The road to SaxaVord’s first launch
The grandiose objectives of the UK Space Agency appear to remain far off, given mounting uncertainty over the engineering pedigree of unproven rockets by young companies, fears of the British regulatory environment, and long-neglected British industrial policy creating a conspicuous dearth of tech capital compared to the previous century.
“It’s unclear whether the UK will be able to offer a commercially sustainable space launch service in the long term,” admits Dr.
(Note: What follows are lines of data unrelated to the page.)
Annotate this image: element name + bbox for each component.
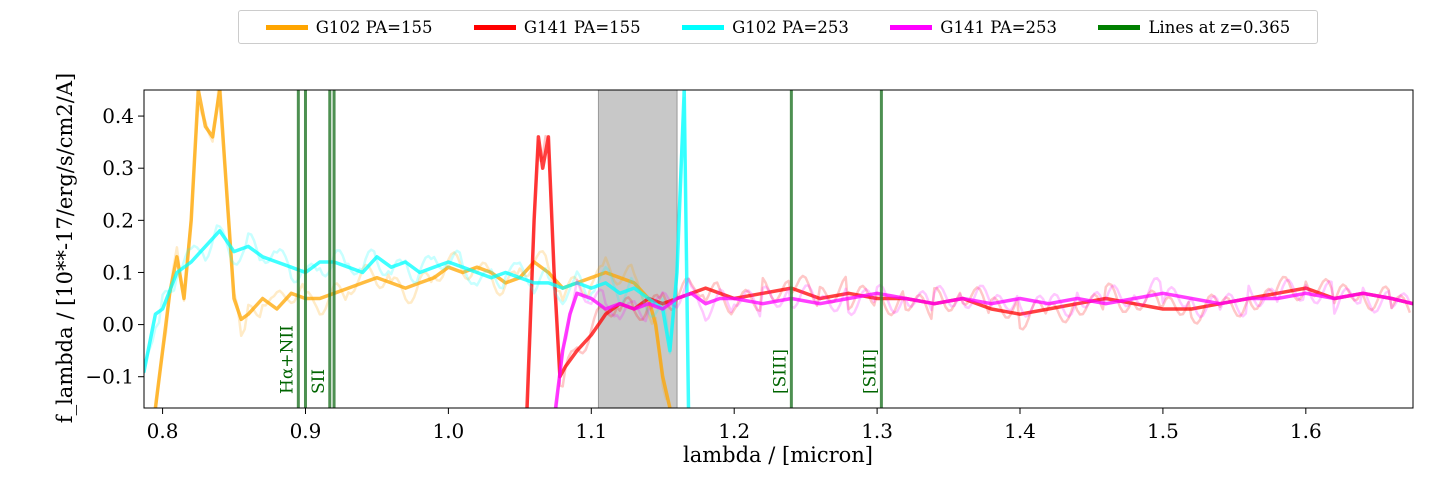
y-axis-label: f_lambda / [10**-17/erg/s/cm2/A]: [53, 73, 77, 423]
legend-label: G141 PA=155: [523, 17, 641, 37]
legend-item-g102-pa155: G102 PA=155: [265, 17, 433, 37]
x-tick-label: 1.0: [432, 419, 464, 443]
emission-line-label: [SIII]: [770, 349, 790, 394]
x-tick-label: 0.8: [147, 419, 179, 443]
series-noise-2: [144, 96, 688, 368]
x-tick-label: 1.4: [1004, 419, 1036, 443]
legend-item-g102-pa253: G102 PA=253: [682, 18, 849, 37]
y-tick-label: 0.2: [102, 208, 134, 232]
plot-layer: Hα+NII SII [SIII] [SIII]: [144, 90, 1413, 408]
emission-line-label: [SIII]: [860, 349, 880, 394]
emission-line-label: SII: [309, 369, 329, 394]
legend: G102 PA=155 G141 PA=155 G102 PA=253 G141…: [238, 10, 1318, 44]
series-line-3: [553, 291, 1413, 408]
legend-item-lines: Lines at z=0.365: [1098, 18, 1290, 37]
series-line-0: [153, 90, 672, 408]
legend-label: Lines at z=0.365: [1148, 17, 1291, 37]
x-tick-label: 1.1: [575, 419, 607, 443]
series-noise-3: [555, 276, 1412, 408]
y-tick-label: −0.1: [85, 365, 134, 389]
legend-item-g141-pa155: G141 PA=155: [473, 17, 641, 37]
legend-swatch: [1098, 24, 1141, 30]
y-tick-label: 0.0: [102, 313, 134, 337]
axes-layer: 0.8 0.9 1.0 1.1 1.2 1.3 1.4 1.5 1.6 −0.1 0.0 0.1 0.2…: [85, 89, 1414, 443]
y-tick-label: 0.1: [102, 260, 134, 284]
legend-label: G102 PA=253: [732, 17, 849, 37]
series-line-2: [144, 90, 691, 408]
x-tick-label: 1.3: [861, 419, 893, 443]
x-axis-label: lambda / [micron]: [683, 443, 873, 467]
legend-swatch: [890, 24, 933, 30]
legend-label: G141 PA=253: [940, 17, 1058, 37]
x-tick-label: 1.6: [1290, 419, 1322, 443]
legend-label: G102 PA=155: [315, 17, 433, 37]
masked-region: [597, 90, 678, 408]
x-tick-label: 1.2: [718, 419, 750, 443]
x-tick-label: 0.9: [290, 419, 322, 443]
x-tick-label: 1.5: [1147, 419, 1179, 443]
y-tick-label: 0.4: [102, 104, 134, 128]
plot-frame: [143, 89, 1414, 409]
emission-line-label: Hα+NII: [277, 325, 297, 394]
legend-swatch: [682, 24, 725, 30]
y-tick-label: 0.3: [102, 156, 134, 180]
legend-item-g141-pa253: G141 PA=253: [890, 18, 1057, 37]
legend-swatch: [473, 24, 516, 30]
plot-area: [144, 90, 1413, 408]
legend-swatch: [265, 24, 308, 30]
Baker, who favours a more Eurocentric space future for the British isles, standing upon the shoulders of its heavy and enduring commitments to ESA to compete through the strength of a rising power bloc.
He hopes to see a more joined-up regulatory approach in space that attracts investment and feeds national industry.
“We need supportive regulations focused not just on safety and sustainability – which are important, but must be balanced with commercial needs,” he tells Orbital Today. “I would hope to see the review of our spaceflight regulations five years after they became law, streamlining the administration of launch service providers and operators to achieve commercial success, thanks to, rather than in spite of the regulator – but also doing this within the tight environmental and air/sea traffic safety constraints that are a feature of modern Britain.”